Miura se mantém ativo no futebol profissional
Aos 58 anos, Kazuyoshi Miura continua a surpreender o mundo do futebol ao iniciar mais uma temporada em campo, ampliando seu recorde como o jogador profissional mais velho do planeta. Recentemente, o atacante japonês foi apresentado como novo reforço do Fukushima United, clube que compete na terceira divisão do Campeonato Japonês, com um contrato válido por seis meses.
Com esse novo vínculo, Miura não apenas mantém sua carreira ativa, mas também se destaca por ser uma figura emblemática no cenário esportivo internacional. O início da temporada nacional, conforme o calendário do futebol no Japão, ocorre no primeiro trimestre do ano, e o jogador declarou que sua principal ambição é estar sempre pronto para contribuir com a equipe.
Expectativas para a nova temporada
Durante sua apresentação no Fukushima United, Miura adotou um tom cauteloso ao comentar sobre suas expectativas pessoais. Ao invés de estabelecer metas numéricas, o atleta expressou seu desejo de impactar o jogo quando for chamado.
“É complicado definir uma meta específica, mas de fato quero marcar e criar gols”, afirmou Miura. “Meu objetivo é driblar pela ala esquerda e realizar cruzamentos precisos”, completou, demonstrando que mesmo aos 58 anos, seu espírito competitivo continua vivo.
O jogador também optou por não considerar esse novo contrato como um passo em direção ao fim de sua carreira. “Apenas quero estar em campo, mesmo que seja por um minuto ou um segundo”, declarou, reforçando sua paixão pela modalidade.

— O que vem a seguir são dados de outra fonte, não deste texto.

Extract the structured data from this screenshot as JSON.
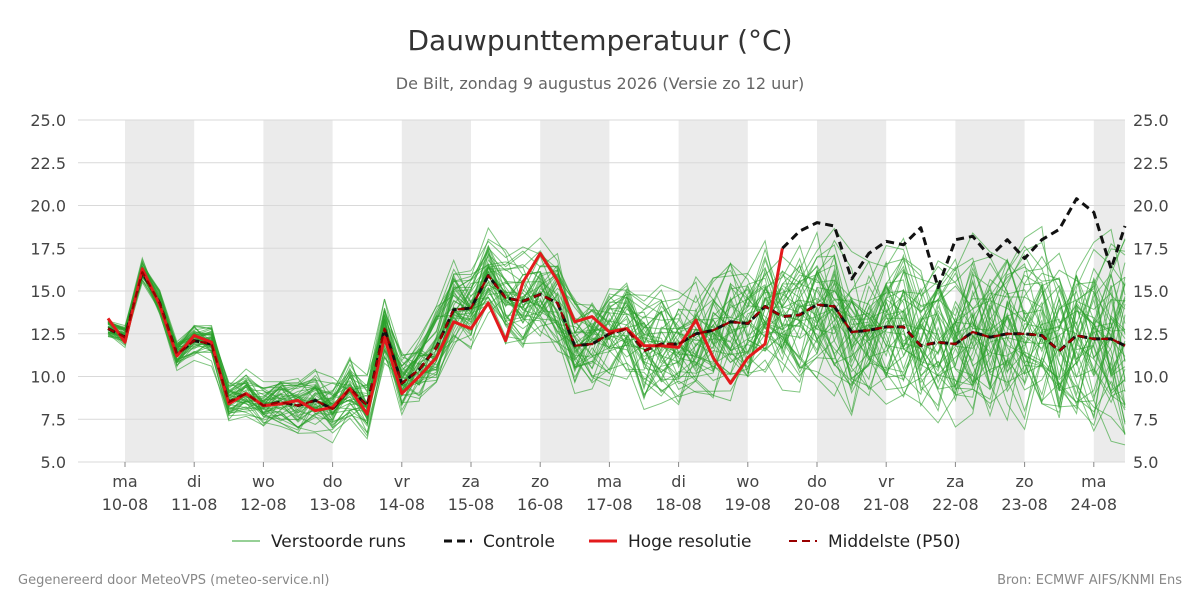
{
  "chart_data": {
    "type": "line",
    "title": "Dauwpunttemperatuur (°C)",
    "subtitle": "De Bilt, zondag  9 augustus 2026 (Versie zo 12 uur)",
    "ylim": [
      5.0,
      25.0
    ],
    "yticks": [
      "5.0",
      "7.5",
      "10.0",
      "12.5",
      "15.0",
      "17.5",
      "20.0",
      "22.5",
      "25.0"
    ],
    "xlim_days": [
      -0.25,
      14.5
    ],
    "x_ticks": [
      {
        "day": "ma",
        "date": "10-08"
      },
      {
        "day": "di",
        "date": "11-08"
      },
      {
        "day": "wo",
        "date": "12-08"
      },
      {
        "day": "do",
        "date": "13-08"
      },
      {
        "day": "vr",
        "date": "14-08"
      },
      {
        "day": "za",
        "date": "15-08"
      },
      {
        "day": "zo",
        "date": "16-08"
      },
      {
        "day": "ma",
        "date": "17-08"
      },
      {
        "day": "di",
        "date": "18-08"
      },
      {
        "day": "wo",
        "date": "19-08"
      },
      {
        "day": "do",
        "date": "20-08"
      },
      {
        "day": "vr",
        "date": "21-08"
      },
      {
        "day": "za",
        "date": "22-08"
      },
      {
        "day": "zo",
        "date": "23-08"
      },
      {
        "day": "ma",
        "date": "24-08"
      }
    ],
    "shaded_days": [
      0,
      2,
      4,
      6,
      8,
      10,
      12,
      14
    ],
    "colors": {
      "ensemble": "#2ca02c",
      "control": "#111111",
      "hires": "#e31a1c",
      "median": "#990000",
      "shade": "#ebebeb",
      "grid": "#d9d9d9"
    },
    "ensemble_members": 50,
    "series": [
      {
        "name": "Controle",
        "x": [
          -0.25,
          0,
          0.25,
          0.5,
          0.75,
          1,
          1.25,
          1.5,
          1.75,
          2,
          2.25,
          2.5,
          2.75,
          3,
          3.25,
          3.5,
          3.75,
          4,
          4.25,
          4.5,
          4.75,
          5,
          5.25,
          5.5,
          5.75,
          6,
          6.25,
          6.5,
          6.75,
          7,
          7.25,
          7.5,
          7.75,
          8,
          8.25,
          8.5,
          8.75,
          9,
          9.25,
          9.5,
          9.75,
          10,
          10.25,
          10.5,
          10.75,
          11,
          11.25,
          11.5,
          11.75,
          12,
          12.25,
          12.5,
          12.75,
          13,
          13.25,
          13.5,
          13.75,
          14,
          14.25,
          14.5
        ],
        "y": [
          12.8,
          12.3,
          16.1,
          14.3,
          11.3,
          12.1,
          11.9,
          8.5,
          9.0,
          8.3,
          8.5,
          8.3,
          8.6,
          8.1,
          9.3,
          8.3,
          12.8,
          9.6,
          10.4,
          11.7,
          13.9,
          14.0,
          15.9,
          14.6,
          14.4,
          14.8,
          14.3,
          11.8,
          11.9,
          12.5,
          12.8,
          11.5,
          11.9,
          11.9,
          12.5,
          12.7,
          13.2,
          13.1,
          14.1,
          13.5,
          13.6,
          14.2,
          14.1,
          12.6,
          12.7,
          12.9,
          12.9,
          11.8,
          12.0,
          11.9,
          12.6,
          12.3,
          12.5,
          12.5,
          12.4,
          11.5,
          12.4,
          12.2,
          12.2,
          11.8
        ]
      },
      {
        "name": "Hoge resolutie",
        "x": [
          -0.25,
          0,
          0.25,
          0.5,
          0.75,
          1,
          1.25,
          1.5,
          1.75,
          2,
          2.25,
          2.5,
          2.75,
          3,
          3.25,
          3.5,
          3.75,
          4,
          4.25,
          4.5,
          4.75,
          5,
          5.25,
          5.5,
          5.75,
          6,
          6.25,
          6.5,
          6.75,
          7,
          7.25,
          7.5,
          7.75,
          8,
          8.25,
          8.5,
          8.75,
          9,
          9.25,
          9.5
        ],
        "y": [
          13.4,
          12.0,
          16.3,
          14.2,
          11.2,
          12.4,
          12.0,
          8.4,
          9.0,
          8.3,
          8.4,
          8.6,
          8.0,
          8.2,
          9.3,
          7.8,
          12.3,
          9.0,
          10.0,
          11.1,
          13.2,
          12.8,
          14.3,
          12.1,
          15.5,
          17.2,
          15.6,
          13.2,
          13.5,
          12.6,
          12.8,
          11.8,
          11.8,
          11.7,
          13.3,
          11.1,
          9.6,
          11.1,
          11.9,
          17.5
        ]
      },
      {
        "name": "Middelste (P50)",
        "x": [
          -0.25,
          0,
          0.25,
          0.5,
          0.75,
          1,
          1.25,
          1.5,
          1.75,
          2,
          2.25,
          2.5,
          2.75,
          3,
          3.25,
          3.5,
          3.75,
          4,
          4.25,
          4.5,
          4.75,
          5,
          5.25,
          5.5,
          5.75,
          6,
          6.25,
          6.5,
          6.75,
          7,
          7.25,
          7.5,
          7.75,
          8,
          8.25,
          8.5,
          8.75,
          9,
          9.25,
          9.5,
          9.75,
          10,
          10.25,
          10.5,
          10.75,
          11,
          11.25,
          11.5,
          11.75,
          12,
          12.25,
          12.5,
          12.75,
          13,
          13.25,
          13.5,
          13.75,
          14,
          14.25,
          14.5
        ],
        "y": [
          12.8,
          12.3,
          16.1,
          14.3,
          11.3,
          12.1,
          11.9,
          8.5,
          9.0,
          8.3,
          8.5,
          8.3,
          8.6,
          8.1,
          9.3,
          8.3,
          12.8,
          9.6,
          10.4,
          11.7,
          13.9,
          14.0,
          15.9,
          14.6,
          14.4,
          14.8,
          14.3,
          11.8,
          11.9,
          12.5,
          12.8,
          11.5,
          11.9,
          11.9,
          12.5,
          12.7,
          13.2,
          13.1,
          14.1,
          13.5,
          13.6,
          14.2,
          14.1,
          12.6,
          12.7,
          12.9,
          12.9,
          11.8,
          12.0,
          11.9,
          12.6,
          12.3,
          12.5,
          12.5,
          12.4,
          11.5,
          12.4,
          12.2,
          12.2,
          11.8
        ]
      },
      {
        "name": "Controle",
        "x": [
          9.5,
          9.75,
          10,
          10.25,
          10.5,
          10.75,
          11,
          11.25,
          11.5,
          11.75,
          12,
          12.25,
          12.5,
          12.75,
          13,
          13.25,
          13.5,
          13.75,
          14,
          14.25,
          14.5
        ],
        "y": [
          17.5,
          18.5,
          19.0,
          18.8,
          15.7,
          17.2,
          17.9,
          17.7,
          18.7,
          15.2,
          18.0,
          18.2,
          17.0,
          18.0,
          16.9,
          18.0,
          18.6,
          20.4,
          19.6,
          16.3,
          18.8
        ]
      }
    ],
    "legend": [
      {
        "label": "Verstoorde runs",
        "style": "thin",
        "color": "#2ca02c"
      },
      {
        "label": "Controle",
        "style": "dashed",
        "color": "#111111"
      },
      {
        "label": "Hoge resolutie",
        "style": "solid",
        "color": "#e31a1c"
      },
      {
        "label": "Middelste (P50)",
        "style": "dashed",
        "color": "#990000"
      }
    ]
  },
  "footer": {
    "left": "Gegenereerd door MeteoVPS (meteo-service.nl)",
    "right": "Bron: ECMWF AIFS/KNMI Ens"
  }
}
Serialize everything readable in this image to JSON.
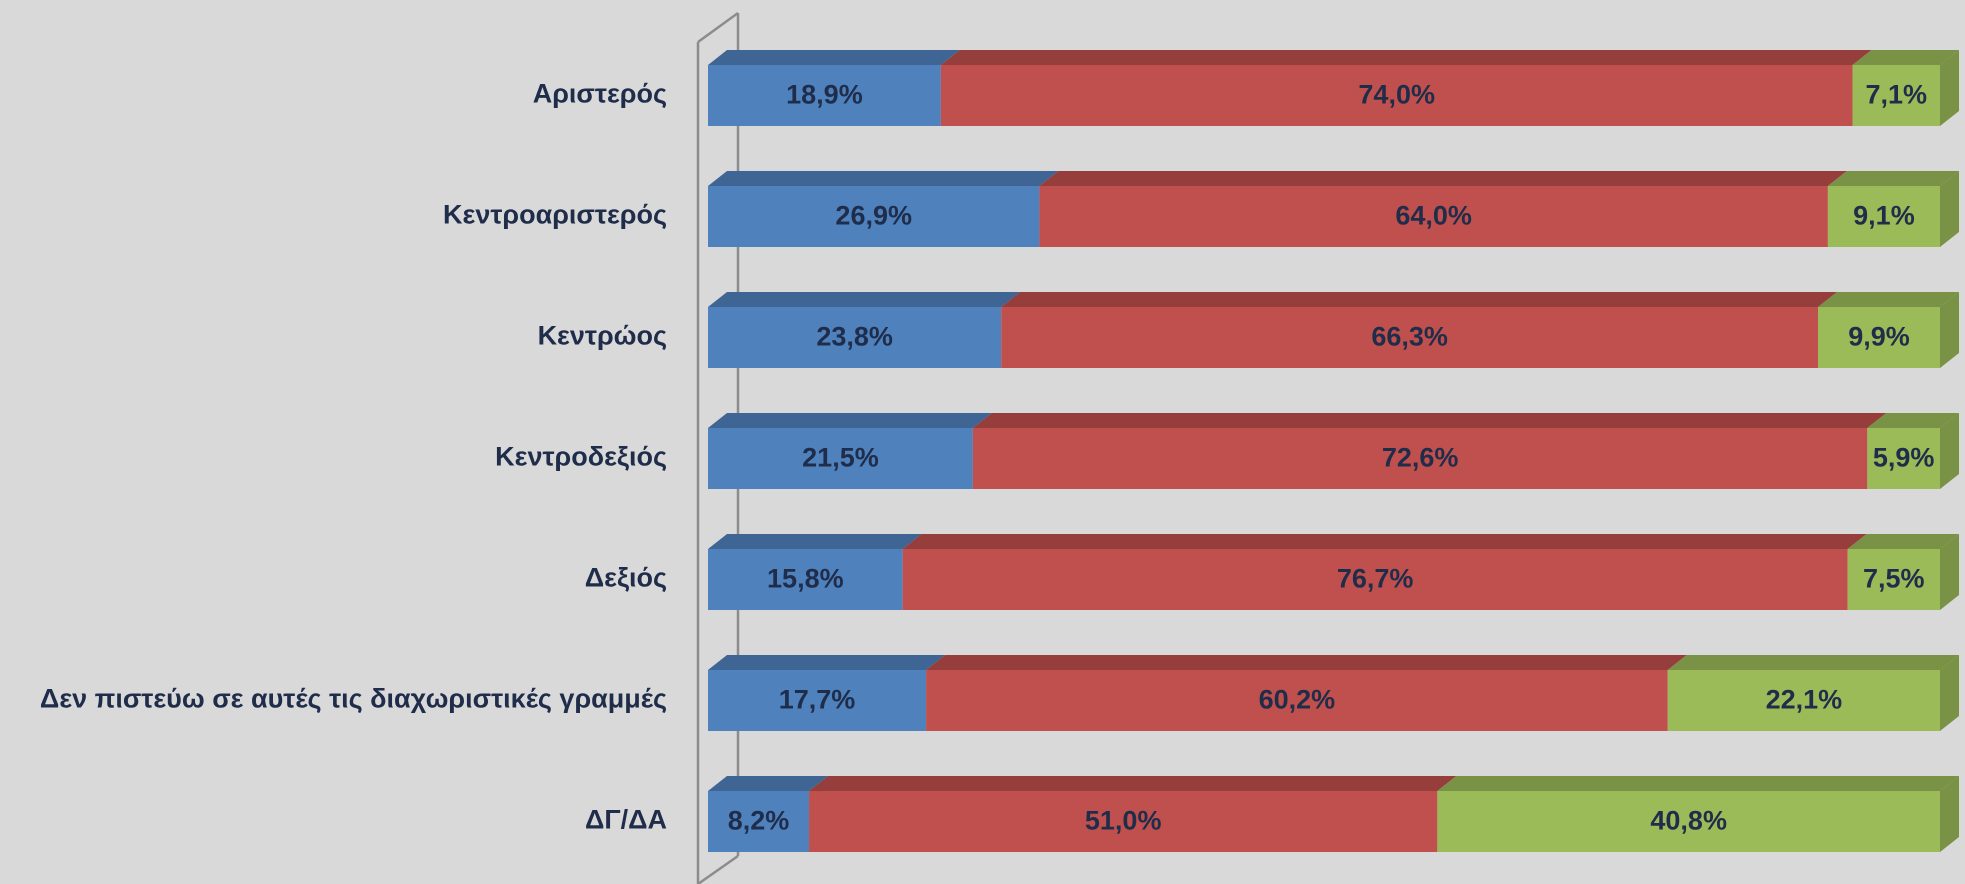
{
  "chart_data": {
    "type": "stacked_bar_horizontal_3d",
    "categories": [
      "Αριστερός",
      "Κεντροαριστερός",
      "Κεντρώος",
      "Κεντροδεξιός",
      "Δεξιός",
      "Δεν πιστεύω σε αυτές τις διαχωριστικές γραμμές",
      "ΔΓ/ΔΑ"
    ],
    "series": [
      {
        "color": "#4f81bd",
        "values": [
          18.9,
          26.9,
          23.8,
          21.5,
          15.8,
          17.7,
          8.2
        ],
        "value_labels": [
          "18,9%",
          "26,9%",
          "23,8%",
          "21,5%",
          "15,8%",
          "17,7%",
          "8,2%"
        ]
      },
      {
        "color": "#c0504d",
        "values": [
          74.0,
          64.0,
          66.3,
          72.6,
          76.7,
          60.2,
          51.0
        ],
        "value_labels": [
          "74,0%",
          "64,0%",
          "66,3%",
          "72,6%",
          "76,7%",
          "60,2%",
          "51,0%"
        ]
      },
      {
        "color": "#9bbb59",
        "values": [
          7.1,
          9.1,
          9.9,
          5.9,
          7.5,
          22.1,
          40.8
        ],
        "value_labels": [
          "7,1%",
          "9,1%",
          "9,9%",
          "5,9%",
          "7,5%",
          "22,1%",
          "40,8%"
        ]
      }
    ],
    "xlim": [
      0,
      100
    ]
  }
}
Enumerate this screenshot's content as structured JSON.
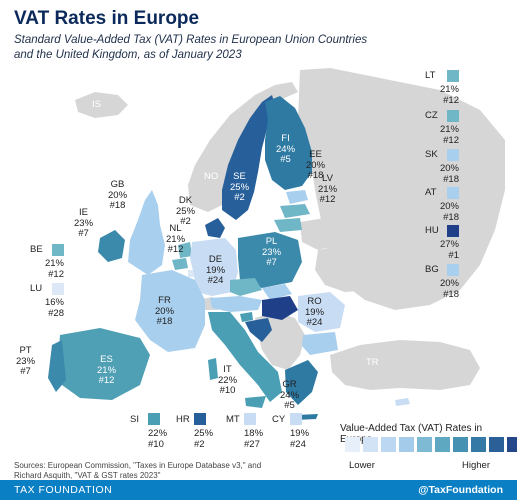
{
  "title": "VAT Rates in Europe",
  "subtitle": "Standard Value-Added Tax (VAT) Rates in European Union Countries and the United Kingdom, as of January 2023",
  "colors": {
    "rate16": "#dde8f6",
    "rate18": "#c8dcf4",
    "rate20": "#a8cfee",
    "rate21": "#6fb6c6",
    "rate22": "#4a9fb4",
    "rate23": "#3b8aab",
    "rate24": "#2f7aa3",
    "rate25": "#275f9a",
    "rate27": "#1f3f88",
    "non_eu": "#d6d6d6",
    "sea": "#ffffff"
  },
  "map_countries": [
    {
      "code": "IS",
      "rate": "",
      "rank": ""
    },
    {
      "code": "NO",
      "rate": "",
      "rank": ""
    },
    {
      "code": "TR",
      "rate": "",
      "rank": ""
    },
    {
      "code": "SE",
      "rate": "25%",
      "rank": "#2"
    },
    {
      "code": "FI",
      "rate": "24%",
      "rank": "#5"
    },
    {
      "code": "EE",
      "rate": "20%",
      "rank": "#18"
    },
    {
      "code": "LV",
      "rate": "21%",
      "rank": "#12"
    },
    {
      "code": "GB",
      "rate": "20%",
      "rank": "#18"
    },
    {
      "code": "DK",
      "rate": "25%",
      "rank": "#2"
    },
    {
      "code": "IE",
      "rate": "23%",
      "rank": "#7"
    },
    {
      "code": "NL",
      "rate": "21%",
      "rank": "#12"
    },
    {
      "code": "DE",
      "rate": "19%",
      "rank": "#24"
    },
    {
      "code": "PL",
      "rate": "23%",
      "rank": "#7"
    },
    {
      "code": "FR",
      "rate": "20%",
      "rank": "#18"
    },
    {
      "code": "RO",
      "rate": "19%",
      "rank": "#24"
    },
    {
      "code": "PT",
      "rate": "23%",
      "rank": "#7"
    },
    {
      "code": "ES",
      "rate": "21%",
      "rank": "#12"
    },
    {
      "code": "IT",
      "rate": "22%",
      "rank": "#10"
    },
    {
      "code": "GR",
      "rate": "24%",
      "rank": "#5"
    }
  ],
  "right_legend": [
    {
      "code": "LT",
      "rate": "21%",
      "rank": "#12",
      "color": "#6fb6c6"
    },
    {
      "code": "CZ",
      "rate": "21%",
      "rank": "#12",
      "color": "#6fb6c6"
    },
    {
      "code": "SK",
      "rate": "20%",
      "rank": "#18",
      "color": "#a8cfee"
    },
    {
      "code": "AT",
      "rate": "20%",
      "rank": "#18",
      "color": "#a8cfee"
    },
    {
      "code": "HU",
      "rate": "27%",
      "rank": "#1",
      "color": "#1f3f88"
    },
    {
      "code": "BG",
      "rate": "20%",
      "rank": "#18",
      "color": "#a8cfee"
    }
  ],
  "left_legend": [
    {
      "code": "BE",
      "rate": "21%",
      "rank": "#12",
      "color": "#6fb6c6"
    },
    {
      "code": "LU",
      "rate": "16%",
      "rank": "#28",
      "color": "#dde8f6"
    }
  ],
  "bottom_legend": [
    {
      "code": "SI",
      "rate": "22%",
      "rank": "#10",
      "color": "#4a9fb4"
    },
    {
      "code": "HR",
      "rate": "25%",
      "rank": "#2",
      "color": "#275f9a"
    },
    {
      "code": "MT",
      "rate": "18%",
      "rank": "#27",
      "color": "#c8dcf4"
    },
    {
      "code": "CY",
      "rate": "19%",
      "rank": "#24",
      "color": "#c8dcf4"
    }
  ],
  "legend": {
    "title": "Value-Added Tax (VAT) Rates in Europe",
    "low": "Lower",
    "high": "Higher",
    "scale_colors": [
      "#e6effa",
      "#d2e3f6",
      "#bcd7f1",
      "#a4cbea",
      "#7fbad5",
      "#5ea8c2",
      "#4592b3",
      "#3579a6",
      "#2b5f98",
      "#23478a"
    ]
  },
  "sources": "Sources: European Commission, \"Taxes in Europe Database v3,\" and Richard Asquith, \"VAT & GST rates 2023\"",
  "footer": {
    "org": "TAX FOUNDATION",
    "handle": "@TaxFoundation"
  }
}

Retorno ao cenário japonês após um tempo fora das divisões principais
O acordo com o Fukushima United marca o retorno de Miura a uma equipe da J3 League, após um período em que não atuou nas três principais divisões do futebol japonês. Até o momento, o clube não revelou expectativas específicas sobre como será utilizado ao longo da temporada, deixando a decisão nas mãos da comissão técnica.
Trajetória profissional e passos no Brasil
Antes de se tornar uma lenda no Japão, Miura teve sua formação no Brasil, onde chegou ainda adolescente. Com apenas 15 anos, ele se estabeleceu no futsal do Juventus, em São Paulo, antes de estrear como jogador profissional.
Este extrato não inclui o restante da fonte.